Friday, August 18, 2006

I really hate it when...

So I had this great post that I was working on today and then I lost it thanks to a wonderful crash. I'm not to pleased about that. It was something along the lines of 'Dearest On-line Diary. I'm sorry I've been so drunk the last week or so. I'm sorry I didn't drop the charges against you until yesterday but I really felt that even though I was calling you a lying hussy and so on I didn't deserve to have the crap beat out of me, and so publicly I might add. But I've realized that you only did it becasue you love me so much.'

Yeah.

We made up.

The job 'interview' wasn't so much an interview as more of a do you really want this job and confirming the information that I had submitted with my resume on their website.

I went in on Wednesday to take some tests. They were essentially questions from the SAT or ACT to a certain extent. There were some trick questions as well. "If you have two coins that total 55 cents, and one of them is not a nickel, what two coins do you have?"

I used the work "grok" on a response to a question that I didn't understand what they were asking specifically. As a apprentice Philosopher, I need questions to be pretty specific, especially when they are asking for things like, "Which statement is false" and they're refering to both logical statements and mathematical equations, which have different ways of being "false."

I also had to correct grammar. One sentance had the word "lay" as a verb for the pronoun he. (He should lay down until his virtigo passes.) I scribbled it out and wrote, "sit." My device-ical understanding is that "lay is what you do to things and lie is what you do to yourself." It's funny but it keeps me straight on when to use what.

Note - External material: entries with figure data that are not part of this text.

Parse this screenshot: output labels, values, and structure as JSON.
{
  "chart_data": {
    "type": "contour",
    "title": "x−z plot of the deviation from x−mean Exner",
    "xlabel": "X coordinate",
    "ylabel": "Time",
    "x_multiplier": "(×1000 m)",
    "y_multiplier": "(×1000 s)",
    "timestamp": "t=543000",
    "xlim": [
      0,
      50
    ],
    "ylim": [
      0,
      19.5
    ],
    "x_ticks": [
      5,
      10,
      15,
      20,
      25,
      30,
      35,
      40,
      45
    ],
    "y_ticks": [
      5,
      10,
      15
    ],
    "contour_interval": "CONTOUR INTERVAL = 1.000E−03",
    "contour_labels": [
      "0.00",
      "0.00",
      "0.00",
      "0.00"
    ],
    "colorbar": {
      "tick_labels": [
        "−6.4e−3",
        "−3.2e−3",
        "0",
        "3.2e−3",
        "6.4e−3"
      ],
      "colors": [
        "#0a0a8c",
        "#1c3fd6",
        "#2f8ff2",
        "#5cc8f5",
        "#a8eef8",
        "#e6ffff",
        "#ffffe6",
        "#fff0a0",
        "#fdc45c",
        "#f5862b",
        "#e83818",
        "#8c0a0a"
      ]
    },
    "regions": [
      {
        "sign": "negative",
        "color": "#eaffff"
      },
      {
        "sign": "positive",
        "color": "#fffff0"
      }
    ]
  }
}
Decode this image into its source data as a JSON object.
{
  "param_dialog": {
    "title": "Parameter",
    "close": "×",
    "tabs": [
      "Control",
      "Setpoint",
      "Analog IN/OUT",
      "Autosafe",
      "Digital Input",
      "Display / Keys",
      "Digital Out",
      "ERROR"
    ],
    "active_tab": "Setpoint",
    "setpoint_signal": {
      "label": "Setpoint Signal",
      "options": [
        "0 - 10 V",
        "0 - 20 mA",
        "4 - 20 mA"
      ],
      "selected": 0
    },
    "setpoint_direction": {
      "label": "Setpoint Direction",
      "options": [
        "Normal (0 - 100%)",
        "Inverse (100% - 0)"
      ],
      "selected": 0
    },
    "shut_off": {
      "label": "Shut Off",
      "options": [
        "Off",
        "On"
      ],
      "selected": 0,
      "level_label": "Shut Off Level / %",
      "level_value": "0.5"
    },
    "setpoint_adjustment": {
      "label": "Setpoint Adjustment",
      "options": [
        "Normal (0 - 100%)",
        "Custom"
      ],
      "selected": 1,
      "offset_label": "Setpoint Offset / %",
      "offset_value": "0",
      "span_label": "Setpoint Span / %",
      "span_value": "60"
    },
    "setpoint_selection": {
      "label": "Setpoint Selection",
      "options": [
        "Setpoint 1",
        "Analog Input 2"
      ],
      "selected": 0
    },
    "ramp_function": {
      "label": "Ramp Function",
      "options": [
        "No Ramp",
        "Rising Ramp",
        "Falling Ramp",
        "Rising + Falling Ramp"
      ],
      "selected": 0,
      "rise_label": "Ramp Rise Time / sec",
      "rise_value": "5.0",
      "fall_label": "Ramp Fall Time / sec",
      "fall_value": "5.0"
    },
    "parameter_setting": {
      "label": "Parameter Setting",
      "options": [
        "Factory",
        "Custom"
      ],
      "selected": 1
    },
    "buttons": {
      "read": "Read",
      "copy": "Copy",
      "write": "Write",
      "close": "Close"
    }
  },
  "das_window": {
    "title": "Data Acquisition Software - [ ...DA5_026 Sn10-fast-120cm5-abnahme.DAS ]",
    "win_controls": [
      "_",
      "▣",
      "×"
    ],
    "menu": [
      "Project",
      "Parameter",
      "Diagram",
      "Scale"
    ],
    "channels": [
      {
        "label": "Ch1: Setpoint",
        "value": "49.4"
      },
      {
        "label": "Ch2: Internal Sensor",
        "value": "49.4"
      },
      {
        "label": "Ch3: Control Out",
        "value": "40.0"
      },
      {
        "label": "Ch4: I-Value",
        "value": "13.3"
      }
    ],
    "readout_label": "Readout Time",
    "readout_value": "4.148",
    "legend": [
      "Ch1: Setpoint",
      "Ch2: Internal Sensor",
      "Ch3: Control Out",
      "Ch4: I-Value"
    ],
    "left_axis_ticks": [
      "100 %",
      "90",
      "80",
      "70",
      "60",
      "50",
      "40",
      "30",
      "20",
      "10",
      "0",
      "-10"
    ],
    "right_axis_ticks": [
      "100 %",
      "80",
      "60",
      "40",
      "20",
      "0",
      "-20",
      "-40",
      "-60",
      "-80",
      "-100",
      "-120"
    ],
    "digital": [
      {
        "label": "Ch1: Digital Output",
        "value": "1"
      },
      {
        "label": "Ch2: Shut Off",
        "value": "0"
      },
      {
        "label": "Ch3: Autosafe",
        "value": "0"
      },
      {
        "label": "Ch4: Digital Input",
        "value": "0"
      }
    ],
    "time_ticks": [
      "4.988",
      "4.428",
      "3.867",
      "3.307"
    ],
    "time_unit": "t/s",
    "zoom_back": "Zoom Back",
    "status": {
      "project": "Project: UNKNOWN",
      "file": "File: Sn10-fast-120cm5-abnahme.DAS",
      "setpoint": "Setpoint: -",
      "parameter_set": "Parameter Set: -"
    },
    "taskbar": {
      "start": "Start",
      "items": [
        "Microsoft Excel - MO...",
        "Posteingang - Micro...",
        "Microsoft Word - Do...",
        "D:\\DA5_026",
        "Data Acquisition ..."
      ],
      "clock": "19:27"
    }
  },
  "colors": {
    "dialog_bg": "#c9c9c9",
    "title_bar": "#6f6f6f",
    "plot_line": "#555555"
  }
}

This website should clear up you confusion.

Anyway. I'm just sitting tight for now. I hope to hear back from them in the next week. I could use a new job. I could use a change of pace. The band is progressing but not really on account of me. I've been showing up to practice and trying to come up with new ideas but I'm kinda not into it at the moment. I've got a lot on my mind.

If I do get this new job, it means that I'm committing myself to stay in Madison (in a I don't have to stay at this job if I don't want to but I want to because the pay is better than...) even though I had kinda felt like I really need to get out of Madison. Or to put it differently, I want to move back to Montana but my band and the living wage money isn't there, so I have to stay here.

For now.

3 comments:

Dean ASC said...

A different nickel and a 50 cent piece.

Anonymous said...

I don't take tests for a job. It shows how bad they are at picking candidates. Plus, it serves nobody. It's not like the Medical Director ever looks at me and says, "AG, ECG is to ischemia as CT scan is to what?" It's not applicable to the job!

RicketyFunk said...

Agree. Disagree.

I think that the testing is a bit odd. It's not important to the nature of the job, prima facia.

What it boils down to is closer to taking personality tests. They are feeling out who I am, over and above what I've presented in my resume. They aren't tests to see what I know as much as how do I think, solve problems, etc.

It's also a company that hires nerds. Nerds like tests.